Le 19 juin dernier, le « Pôle Animal » de la Coopération agricole (bœuf, porc, agneau, volaille) organisait pour la première fois une rencontre avec la presse. Que représentent aujourd’hui les coopératives dans le secteur bovin ?
Bruno Colin - On compte aujourd’hui 42 coopératives bovines en France, représentant environ un tiers de la production nationale et 23 % des abattages. Les coopératives se sont beaucoup investies ces dernières années sur les segments à valeur ajoutée, notamment le Label Rouge (75 % de la production est issue de coopératives), et dans la contractualisation avec l’aval.
Dans un contexte plus favorable en termes de prix, le modèle coopératif attire-t-il toujours ?
B.C. - Oui, la proportion d’éleveurs engagés en coopératives est stable. La coopération continue à attirer, notamment de jeunes agriculteurs, en raison de sa capacité à épauler des projets de maintien et de développement de la production dans un contexte de d'érosion du cheptel. C’est un accompagnement technique, économique et parfois financier particulièrement précieux au moment où la hausse des cours rend l’installation ou la reprise plus difficile. Les coopératives pallient également souvent la frilosité des banques. On sait peu que les coopératives bovines françaises prêtent chaque année 86 millions d’euros à leurs associés coopérateurs, représentant près de 5 % de leur chiffre d’affaires.
Que font les coopératives pour que la production française réponde à tous les segments du marché ?
B.C. - Les coopératives n’ont pas attendu la loi Egalim pour développer la contractualisation avec l’aval de la filière. 30 % de la production est aujourd’hui sous contrat avec un fort développement en jeune bovin, au cycle plus court. Les contrats tripartites avec des distributeurs ou des chaînes de restauration se sont développés.
« Les coopératives, à l’interface de l’amont et de l’aval, assurent l’adéquation entre l’offre et la demande », relève Bruno Colin.
De nouveaux dossiers sont en cours de négociation et je peux vous dire qu’on voit quelques grandes enseignes revenir taper à la porte pour sécuriser leur approvisionnement en viande française.

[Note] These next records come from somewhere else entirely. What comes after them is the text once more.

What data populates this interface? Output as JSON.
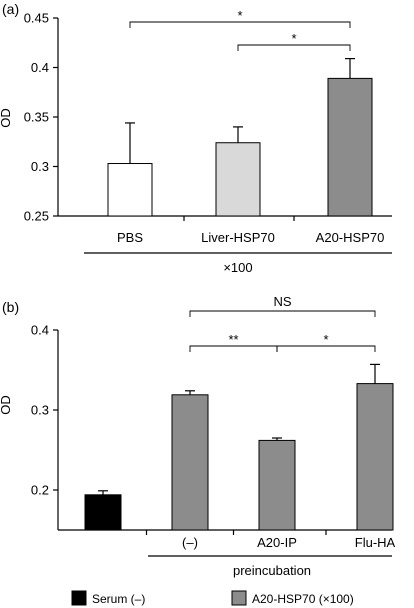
{
  "chart_data": [
    {
      "type": "bar",
      "panel_label": "(a)",
      "ylabel": "OD",
      "ylim": [
        0.25,
        0.45
      ],
      "yticks": [
        "0.25",
        "0.3",
        "0.35",
        "0.4",
        "0.45"
      ],
      "categories": [
        "PBS",
        "Liver-HSP70",
        "A20-HSP70"
      ],
      "values": [
        0.303,
        0.324,
        0.389
      ],
      "errors": [
        0.041,
        0.016,
        0.02
      ],
      "colors": [
        "#ffffff",
        "#d9d9d9",
        "#8c8c8c"
      ],
      "group_label": "×100",
      "significance": [
        {
          "from": 0,
          "to": 2,
          "label": "*"
        },
        {
          "from": 1,
          "to": 2,
          "label": "*"
        }
      ]
    },
    {
      "type": "bar",
      "panel_label": "(b)",
      "ylabel": "OD",
      "ylim": [
        0.15,
        0.4
      ],
      "yticks": [
        "0.2",
        "0.3",
        "0.4"
      ],
      "categories": [
        "",
        "(–)",
        "A20-IP",
        "Flu-HA"
      ],
      "values": [
        0.194,
        0.319,
        0.262,
        0.333
      ],
      "errors": [
        0.005,
        0.005,
        0.003,
        0.024
      ],
      "colors": [
        "#000000",
        "#8c8c8c",
        "#8c8c8c",
        "#8c8c8c"
      ],
      "group_label": "preincubation",
      "significance": [
        {
          "from": 1,
          "to": 3,
          "label": "NS"
        },
        {
          "from": 1,
          "to": 2,
          "label": "**"
        },
        {
          "from": 2,
          "to": 3,
          "label": "*"
        }
      ]
    }
  ],
  "legend": {
    "items": [
      {
        "label": "Serum (–)",
        "color": "#000000"
      },
      {
        "label": "A20-HSP70 (×100)",
        "color": "#8c8c8c"
      }
    ]
  }
}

Même si ça reste une part faible sur l’ensemble de leur rayon, cela s’inscrit dans une orientation positive. J’espère que les futures évolutions législatives permettront de démultiplier ces partenariats sur l’ensemble des créneaux de distribution.
La production de viande bovine Label Rouge, en revanche, est à la peine actuellement. Les coopératives ont beaucoup œuvré pour pratiquement doubler le marché national, portant sa part de 3 % à 6 % de la consommation. Mais avec l’augmentation des prix, les clients se tournent aujourd’hui vers le cœur de gamme et on sent que l’on a atteint un seuil.
D’autres efforts doivent-ils être menés en matière d’organisation de la production ?
B.C. - Oui, nous croyons à l’intérêt de développer les soutiens de la PAC à la structuration des filières via les Programmes Opérationnels. Nous nous félicitons par exemple que la filière du veau Label rouge - dans laquelle 13 coopératives sont engagées - ait récemment décroché un programme opérationnel ouvrant accès à 13,5 millions d’euros d’aides pour la période 2024-2027.
Cette orientation constitue une réponse à l’évolution de la Politique agricole commune. La Commission européenne est de plus en plus réticente à l’égard du couplage des aides et même si la France se bat légitimement pour conserver le couplage des primes bovines, nous devrions probablement voir apparaître davantage de programmes opérationnels dans les futures PAC. Nous devons donc nous assurer qu’à l’avenir, les aides aillent à l’organisation des producteurs dont la filière bovine a besoin, que les éleveurs soient ou non en coopératives.
En 2023, les abattages de gros bovins ont à nouveau reculé de 4,1 % sur un an. Quelles conséquences faut-il en attendre sur les outils de transformation ?
B.C. - Avant même que la décapitalisation se soit accélérée ces dernières années, les abattoirs français étaient dans une situation de surcapacité. Avec l’évolution actuelle, les experts considèrent que l’on compte une dizaine d’abattoirs en trop. Nous sommes donc à la veille d’importantes restructurations. Celles-ci posent deux questions : comment maintenir une implantation territoriale de proximité avec les éleveurs, d’une part, et comment préserver l’équilibre économique de ces outils sur le moyen terme, d’autre part.